Good luck to everyone , not long now, iam like a kid before christmas


----------



## staceyscats1 (Feb 17, 2008)

Jen26 said:


> Good luck to everyone , not long now, iam like a kid before christmas


lol me too !!! 

and good luck to all !!!!


----------



## linz1 (Sep 19, 2008)

same here good luck everyone x


----------



## Guest (Nov 21, 2008)

I was hoping to go as a spectator but it coincides with a weekend of dance exams for my eldest so have to go and support her!

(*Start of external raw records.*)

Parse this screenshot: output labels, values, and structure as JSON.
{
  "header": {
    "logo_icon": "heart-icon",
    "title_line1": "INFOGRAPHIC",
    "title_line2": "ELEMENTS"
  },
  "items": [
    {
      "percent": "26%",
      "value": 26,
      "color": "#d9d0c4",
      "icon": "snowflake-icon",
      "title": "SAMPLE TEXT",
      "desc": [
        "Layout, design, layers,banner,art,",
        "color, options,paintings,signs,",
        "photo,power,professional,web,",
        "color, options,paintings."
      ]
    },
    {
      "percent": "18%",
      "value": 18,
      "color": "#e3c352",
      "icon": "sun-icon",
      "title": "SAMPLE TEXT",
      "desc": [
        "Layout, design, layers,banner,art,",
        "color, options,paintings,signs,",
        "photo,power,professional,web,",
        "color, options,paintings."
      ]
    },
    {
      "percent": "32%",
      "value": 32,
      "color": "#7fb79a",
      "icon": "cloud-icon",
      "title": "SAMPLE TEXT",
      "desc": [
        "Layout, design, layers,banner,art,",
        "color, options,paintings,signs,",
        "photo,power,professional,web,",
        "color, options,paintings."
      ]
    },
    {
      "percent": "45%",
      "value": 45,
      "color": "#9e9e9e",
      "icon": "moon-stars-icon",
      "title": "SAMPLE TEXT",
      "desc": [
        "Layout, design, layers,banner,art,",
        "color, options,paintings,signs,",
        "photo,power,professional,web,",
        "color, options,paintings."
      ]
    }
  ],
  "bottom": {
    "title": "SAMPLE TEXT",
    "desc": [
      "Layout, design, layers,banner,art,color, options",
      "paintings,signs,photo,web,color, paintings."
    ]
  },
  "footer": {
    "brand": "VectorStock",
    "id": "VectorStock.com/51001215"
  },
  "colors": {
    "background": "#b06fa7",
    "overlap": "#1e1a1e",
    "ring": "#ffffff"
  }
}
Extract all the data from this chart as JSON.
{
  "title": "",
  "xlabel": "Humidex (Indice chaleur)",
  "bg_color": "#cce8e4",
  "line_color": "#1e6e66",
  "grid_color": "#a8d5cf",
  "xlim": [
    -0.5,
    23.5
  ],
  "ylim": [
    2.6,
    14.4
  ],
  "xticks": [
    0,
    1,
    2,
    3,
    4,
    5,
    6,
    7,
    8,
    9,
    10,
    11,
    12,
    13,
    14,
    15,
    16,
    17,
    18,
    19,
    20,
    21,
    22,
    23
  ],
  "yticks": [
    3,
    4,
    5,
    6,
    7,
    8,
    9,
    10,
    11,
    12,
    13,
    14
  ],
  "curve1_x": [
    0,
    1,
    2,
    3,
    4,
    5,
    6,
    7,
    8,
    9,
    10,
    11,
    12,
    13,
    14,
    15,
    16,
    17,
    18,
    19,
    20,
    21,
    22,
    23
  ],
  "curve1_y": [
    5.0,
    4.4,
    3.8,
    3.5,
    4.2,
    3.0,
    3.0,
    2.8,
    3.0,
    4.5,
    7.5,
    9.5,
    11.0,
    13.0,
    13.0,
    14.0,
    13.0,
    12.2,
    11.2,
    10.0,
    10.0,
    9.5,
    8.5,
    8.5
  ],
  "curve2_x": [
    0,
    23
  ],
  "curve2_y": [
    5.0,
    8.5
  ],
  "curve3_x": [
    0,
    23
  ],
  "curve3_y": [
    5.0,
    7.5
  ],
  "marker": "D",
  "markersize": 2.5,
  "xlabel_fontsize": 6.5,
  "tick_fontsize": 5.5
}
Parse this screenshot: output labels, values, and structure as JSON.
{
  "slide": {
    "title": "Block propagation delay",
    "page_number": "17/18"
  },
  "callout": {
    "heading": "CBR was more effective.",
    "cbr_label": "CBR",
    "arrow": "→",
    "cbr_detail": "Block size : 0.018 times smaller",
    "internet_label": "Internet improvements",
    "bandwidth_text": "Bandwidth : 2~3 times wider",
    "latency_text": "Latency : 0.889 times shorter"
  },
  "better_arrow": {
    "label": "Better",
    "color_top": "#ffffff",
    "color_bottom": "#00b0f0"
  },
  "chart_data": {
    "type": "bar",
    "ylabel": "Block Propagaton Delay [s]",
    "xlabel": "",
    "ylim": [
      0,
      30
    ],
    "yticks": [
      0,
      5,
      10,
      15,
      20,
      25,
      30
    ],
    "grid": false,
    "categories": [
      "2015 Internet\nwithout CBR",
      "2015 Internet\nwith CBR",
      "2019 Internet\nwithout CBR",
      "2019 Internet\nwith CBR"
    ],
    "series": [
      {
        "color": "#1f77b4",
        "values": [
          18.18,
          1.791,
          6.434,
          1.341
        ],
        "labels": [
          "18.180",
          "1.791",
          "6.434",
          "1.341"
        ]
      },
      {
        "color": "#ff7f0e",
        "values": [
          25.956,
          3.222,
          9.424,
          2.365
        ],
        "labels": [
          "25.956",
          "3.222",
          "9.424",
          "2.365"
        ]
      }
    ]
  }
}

Hope everyone has a fab time though xx


----------



## Fireblade (Sep 7, 2008)

Yes Good Luck to everyone showing,and don't forget we bring the best cats home. xxxxx


----------



## Saynamore (Feb 28, 2008)

Good luck to everyone entering tomorrow, above all get there safe and get you and your precious bundles home safe. Hope you all have a brill day


----------



## Chelocoonz (Sep 6, 2008)

Good Luck to everyone showing ,I will be there with friends and family ,as far as im concerned you are all winners from the word go ,we all love our babies .
xxx Chris xxx


----------



## LousKoonz (Feb 9, 2008)

Hazel, was fab to see you and meet the family today  xx

hope everyones kitty's did well x

The Maine Coon that won totally deserved it, me and poshcats were with the winners owners and a few other breeders for the day and needless to say the day was very much enjoyed  xx


----------



## Toby & Darwin (May 26, 2008)

LousKoonz said:


> Hazel, was fab to see you and meet the family today  xx
> 
> hope everyones kitty's did well x
> 
> The Maine Coon that won totally deserved it, me and poshcats were with the winners owners and a few other breeders for the day and needless to say the day was very much enjoyed  xx


It was lovely to see you again too xx

A stunning and very well deserved winner!!!!

We all had a wonderful day out and met lots of gorgeous kitties


----------